Вдалеке, за холмистыми полями, маячит лес, а у его подножья, как вдоль высокого забора, пылит, пролетая, автомобиль; гула не слышно, лишь поблескивают стекла и белый лак.
— Спасибо…
Заливаются соловьи, взапуски поют, сотрясая хрустальный утренний воздух.
— И вам спасибо…
Мать благодарит утро, благодарит солнце и липы, вынашивающие желтые цветочки, благодарит поля и пение соловьев. Она благодарна, что все это может видеть и слышать. Как десять лет, как пятьдесят, как много-много лет назад, — она не хочет считать годы, зная, что это ничего не изменит и лучше от этого не станет. Но почему она уже какое-то время ловит себя на том, что убегает мыслью в чащобу былых дней? Бредет по своей долгой жизни, как по зыбкому болоту, цепляется за ветки чахлых березок, ступает с одной кочки воспоминаний на другую.
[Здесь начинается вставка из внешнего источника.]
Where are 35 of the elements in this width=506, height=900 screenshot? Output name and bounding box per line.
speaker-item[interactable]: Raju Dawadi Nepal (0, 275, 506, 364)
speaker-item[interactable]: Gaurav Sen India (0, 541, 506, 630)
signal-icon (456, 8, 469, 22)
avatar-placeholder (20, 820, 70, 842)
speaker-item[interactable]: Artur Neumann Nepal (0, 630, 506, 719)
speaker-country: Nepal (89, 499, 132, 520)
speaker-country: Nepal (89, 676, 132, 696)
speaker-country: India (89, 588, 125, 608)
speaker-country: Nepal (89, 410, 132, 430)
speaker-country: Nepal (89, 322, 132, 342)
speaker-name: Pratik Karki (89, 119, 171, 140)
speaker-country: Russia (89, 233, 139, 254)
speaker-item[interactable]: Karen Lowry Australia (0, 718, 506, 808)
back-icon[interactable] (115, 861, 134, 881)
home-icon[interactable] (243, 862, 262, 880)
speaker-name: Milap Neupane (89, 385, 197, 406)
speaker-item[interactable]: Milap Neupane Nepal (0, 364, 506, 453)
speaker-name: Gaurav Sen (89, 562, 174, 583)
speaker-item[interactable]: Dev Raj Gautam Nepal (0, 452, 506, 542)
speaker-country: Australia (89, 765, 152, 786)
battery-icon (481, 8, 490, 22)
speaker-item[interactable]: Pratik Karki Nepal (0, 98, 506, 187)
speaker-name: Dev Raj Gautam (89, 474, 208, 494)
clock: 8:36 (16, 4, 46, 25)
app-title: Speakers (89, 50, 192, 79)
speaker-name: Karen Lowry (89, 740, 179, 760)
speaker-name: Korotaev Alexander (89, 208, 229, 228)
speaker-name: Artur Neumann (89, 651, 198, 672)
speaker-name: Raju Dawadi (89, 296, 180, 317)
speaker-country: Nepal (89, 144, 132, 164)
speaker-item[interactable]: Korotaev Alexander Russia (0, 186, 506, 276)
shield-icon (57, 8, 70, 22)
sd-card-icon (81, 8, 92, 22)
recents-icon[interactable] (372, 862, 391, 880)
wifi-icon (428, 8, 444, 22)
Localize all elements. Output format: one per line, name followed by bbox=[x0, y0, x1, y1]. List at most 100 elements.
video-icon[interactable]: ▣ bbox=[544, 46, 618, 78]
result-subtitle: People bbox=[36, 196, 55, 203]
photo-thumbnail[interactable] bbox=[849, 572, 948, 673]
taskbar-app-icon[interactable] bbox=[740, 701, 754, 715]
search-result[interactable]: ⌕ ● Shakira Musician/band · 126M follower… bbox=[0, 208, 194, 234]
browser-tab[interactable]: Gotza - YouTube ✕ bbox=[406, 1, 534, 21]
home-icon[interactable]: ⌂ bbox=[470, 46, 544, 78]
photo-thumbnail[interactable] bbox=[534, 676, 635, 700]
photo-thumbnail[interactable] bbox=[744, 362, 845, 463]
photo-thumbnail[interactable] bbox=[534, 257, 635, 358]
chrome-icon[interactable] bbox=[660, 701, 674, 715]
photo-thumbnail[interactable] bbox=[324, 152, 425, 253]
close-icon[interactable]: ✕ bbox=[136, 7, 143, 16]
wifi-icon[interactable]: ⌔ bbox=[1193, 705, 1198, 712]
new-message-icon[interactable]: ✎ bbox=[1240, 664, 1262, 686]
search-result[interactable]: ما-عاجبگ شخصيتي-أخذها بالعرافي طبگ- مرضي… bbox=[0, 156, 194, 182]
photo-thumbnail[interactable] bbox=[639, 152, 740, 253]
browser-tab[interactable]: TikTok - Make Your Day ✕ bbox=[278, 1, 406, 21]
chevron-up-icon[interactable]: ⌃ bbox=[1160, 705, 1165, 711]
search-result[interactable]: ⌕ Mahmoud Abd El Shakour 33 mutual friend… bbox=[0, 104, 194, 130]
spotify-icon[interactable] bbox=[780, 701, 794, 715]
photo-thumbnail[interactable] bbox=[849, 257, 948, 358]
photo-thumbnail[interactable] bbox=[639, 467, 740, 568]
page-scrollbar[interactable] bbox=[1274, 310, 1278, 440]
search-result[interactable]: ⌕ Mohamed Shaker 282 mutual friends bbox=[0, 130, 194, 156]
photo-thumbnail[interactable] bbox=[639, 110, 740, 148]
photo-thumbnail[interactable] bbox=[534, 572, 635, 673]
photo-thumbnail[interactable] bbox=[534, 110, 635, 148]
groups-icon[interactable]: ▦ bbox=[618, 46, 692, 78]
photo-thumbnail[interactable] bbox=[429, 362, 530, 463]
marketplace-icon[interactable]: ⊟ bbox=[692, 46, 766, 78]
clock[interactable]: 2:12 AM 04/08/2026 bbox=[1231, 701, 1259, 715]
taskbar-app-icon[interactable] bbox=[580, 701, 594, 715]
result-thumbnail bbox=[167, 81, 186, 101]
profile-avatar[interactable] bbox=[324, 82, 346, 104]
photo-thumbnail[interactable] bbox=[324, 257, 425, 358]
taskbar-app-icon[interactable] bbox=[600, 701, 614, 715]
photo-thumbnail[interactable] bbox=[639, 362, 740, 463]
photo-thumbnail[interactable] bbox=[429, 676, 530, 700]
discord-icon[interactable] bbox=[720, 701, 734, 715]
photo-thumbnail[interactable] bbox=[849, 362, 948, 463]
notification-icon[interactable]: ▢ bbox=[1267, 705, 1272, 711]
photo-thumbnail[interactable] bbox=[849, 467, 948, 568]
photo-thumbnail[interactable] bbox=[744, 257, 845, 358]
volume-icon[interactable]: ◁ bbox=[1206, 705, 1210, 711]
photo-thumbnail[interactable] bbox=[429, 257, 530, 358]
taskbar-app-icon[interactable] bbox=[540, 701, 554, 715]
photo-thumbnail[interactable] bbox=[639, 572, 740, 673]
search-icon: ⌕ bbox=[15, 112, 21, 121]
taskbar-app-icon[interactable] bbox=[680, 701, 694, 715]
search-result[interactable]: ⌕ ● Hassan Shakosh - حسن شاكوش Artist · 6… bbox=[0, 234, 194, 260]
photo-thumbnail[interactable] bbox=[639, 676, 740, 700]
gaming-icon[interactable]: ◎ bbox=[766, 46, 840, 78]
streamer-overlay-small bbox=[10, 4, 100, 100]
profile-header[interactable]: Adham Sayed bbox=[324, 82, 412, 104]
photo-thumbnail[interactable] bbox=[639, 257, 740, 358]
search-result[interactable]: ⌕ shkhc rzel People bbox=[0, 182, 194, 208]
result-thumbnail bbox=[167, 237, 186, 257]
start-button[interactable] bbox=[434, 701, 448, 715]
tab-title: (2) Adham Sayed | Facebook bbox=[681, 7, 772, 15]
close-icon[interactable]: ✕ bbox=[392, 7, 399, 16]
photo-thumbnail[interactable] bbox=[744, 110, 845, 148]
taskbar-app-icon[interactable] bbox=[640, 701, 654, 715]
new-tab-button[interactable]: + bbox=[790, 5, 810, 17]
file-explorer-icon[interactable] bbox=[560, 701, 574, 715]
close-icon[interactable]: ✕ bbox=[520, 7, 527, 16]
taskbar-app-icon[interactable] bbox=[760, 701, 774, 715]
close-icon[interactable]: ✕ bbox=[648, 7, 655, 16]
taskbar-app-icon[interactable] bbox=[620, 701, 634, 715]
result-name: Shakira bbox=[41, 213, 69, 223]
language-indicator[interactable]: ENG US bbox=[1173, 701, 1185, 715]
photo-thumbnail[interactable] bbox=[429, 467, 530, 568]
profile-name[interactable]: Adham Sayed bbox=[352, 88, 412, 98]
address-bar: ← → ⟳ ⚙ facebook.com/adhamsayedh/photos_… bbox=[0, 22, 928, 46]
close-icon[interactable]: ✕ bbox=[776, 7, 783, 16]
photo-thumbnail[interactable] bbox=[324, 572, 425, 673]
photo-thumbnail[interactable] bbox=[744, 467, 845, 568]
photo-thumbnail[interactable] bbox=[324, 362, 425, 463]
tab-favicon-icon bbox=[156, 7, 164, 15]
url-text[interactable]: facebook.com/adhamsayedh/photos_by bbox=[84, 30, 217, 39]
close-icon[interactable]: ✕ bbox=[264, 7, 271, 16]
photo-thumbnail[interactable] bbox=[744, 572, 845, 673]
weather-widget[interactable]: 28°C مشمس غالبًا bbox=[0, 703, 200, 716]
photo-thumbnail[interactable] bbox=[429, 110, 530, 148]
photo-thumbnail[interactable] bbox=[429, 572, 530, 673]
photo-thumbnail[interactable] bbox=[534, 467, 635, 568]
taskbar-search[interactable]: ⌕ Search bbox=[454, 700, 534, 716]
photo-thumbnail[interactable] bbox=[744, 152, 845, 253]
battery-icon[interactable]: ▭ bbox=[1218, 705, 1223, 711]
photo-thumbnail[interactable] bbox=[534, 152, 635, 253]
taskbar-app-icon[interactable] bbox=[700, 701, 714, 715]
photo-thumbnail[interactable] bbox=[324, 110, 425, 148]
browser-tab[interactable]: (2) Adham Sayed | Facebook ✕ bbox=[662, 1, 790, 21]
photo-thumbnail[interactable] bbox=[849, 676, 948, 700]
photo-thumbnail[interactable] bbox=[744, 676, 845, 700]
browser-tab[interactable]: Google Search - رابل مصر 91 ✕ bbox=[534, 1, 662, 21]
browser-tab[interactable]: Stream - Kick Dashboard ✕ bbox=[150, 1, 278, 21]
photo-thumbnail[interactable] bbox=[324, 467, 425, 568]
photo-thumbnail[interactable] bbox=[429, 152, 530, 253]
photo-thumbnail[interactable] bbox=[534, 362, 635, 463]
Идет на самый конец веранды, поворачивается к востоку. Лицо заливают лучи поднявшегося солнца, и мать прикладывает ко лбу ладонь. На обрыве холма, опоясанного петлей речки, между двумя разлапыми елями, помнящими росший здесь когда-то лесок, маячит что-то одинокое и смутное, как бы человек, расставивший руки и зовущий на помощь, а может, захотевший взлететь. Мать глядит в ту сторону, долго всматривается из-под насупленных бровей и видит то, чего никто другой никак не разглядел бы, потому что глаза ее каждый раз неутомимо пробегают по годам и людям и потом снова устремляются на голубую тропинку, уходящую со двора.
— Видать, так надо было, Казимерас, — Матильда взмахивает рукой — резко перерубает длинную и тяжелую цепь мыслей; не первый раз ее обрывает, но почему звенья снова смыкаются? Делает ли шаг, стоит ли, ложится ли отдохнуть на кровать — они звенят да звенят.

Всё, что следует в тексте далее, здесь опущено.